It carries an estimate of $8000-12,000 as part of third tranche of the remarkable Ellis and Suzanne Rubin collection of Wedgwood ceramics on January 25.
The driving force behind Liberty Ware was the Baltimore society figure Lillian Gary Taylor (1885-1961). She created the design (a central shield with the Stars and Stripes surrounded by the flags of the 11 Allies), encouraged Francis Wedgwood to back the project and used her wealth and connections in the US to sell more than 9000 pieces.
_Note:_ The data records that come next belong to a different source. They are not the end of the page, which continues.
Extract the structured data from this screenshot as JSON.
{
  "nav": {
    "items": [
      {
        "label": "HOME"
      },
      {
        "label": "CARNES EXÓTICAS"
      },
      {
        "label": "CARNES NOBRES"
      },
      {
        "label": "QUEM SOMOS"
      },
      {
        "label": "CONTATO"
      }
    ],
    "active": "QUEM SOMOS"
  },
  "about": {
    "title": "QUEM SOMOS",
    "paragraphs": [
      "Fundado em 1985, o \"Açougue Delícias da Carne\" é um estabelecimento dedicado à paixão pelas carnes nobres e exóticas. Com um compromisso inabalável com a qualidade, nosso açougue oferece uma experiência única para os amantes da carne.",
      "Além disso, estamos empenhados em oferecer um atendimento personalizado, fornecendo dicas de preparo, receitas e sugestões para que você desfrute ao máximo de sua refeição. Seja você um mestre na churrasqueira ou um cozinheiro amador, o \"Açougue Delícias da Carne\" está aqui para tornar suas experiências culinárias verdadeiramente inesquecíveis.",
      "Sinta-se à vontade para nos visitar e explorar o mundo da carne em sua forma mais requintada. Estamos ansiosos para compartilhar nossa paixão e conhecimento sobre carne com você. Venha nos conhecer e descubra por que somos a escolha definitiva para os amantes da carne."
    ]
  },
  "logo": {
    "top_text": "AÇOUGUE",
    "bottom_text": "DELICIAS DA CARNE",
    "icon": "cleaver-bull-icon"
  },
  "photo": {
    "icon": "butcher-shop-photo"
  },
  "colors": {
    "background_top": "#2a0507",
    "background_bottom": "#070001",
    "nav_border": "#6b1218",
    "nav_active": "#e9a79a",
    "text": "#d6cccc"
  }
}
The profits from sales went to a number of charities.
Alongside two Liberty Ware tea services, one in bone china and another in Queensware, this archive includes two albums she assembled that together document the entire project from the original Wedgwood factory proof designs to arrangements with the wholesalers William H Plummer & Co.
Included alongside letters from Francis Wedgwood, receipts, invoices and cancelled checks are personal notes of thanks for tea wares sent to important dignitaries, among them President Woodrow Wilson, former President Theodore Roosevelt and the British Prime Minister Lord Balfour.
Freeman’s Hindman is currently selling the far-reaching Rubin collection across a number of sales (two parts were held in 2023). The content, displayed together in the couple’s Bucks County, Pennsylvania home, represents 60 years of collecting and spans the entire history of Wedgwood factory production from the 18th century to the 21st century.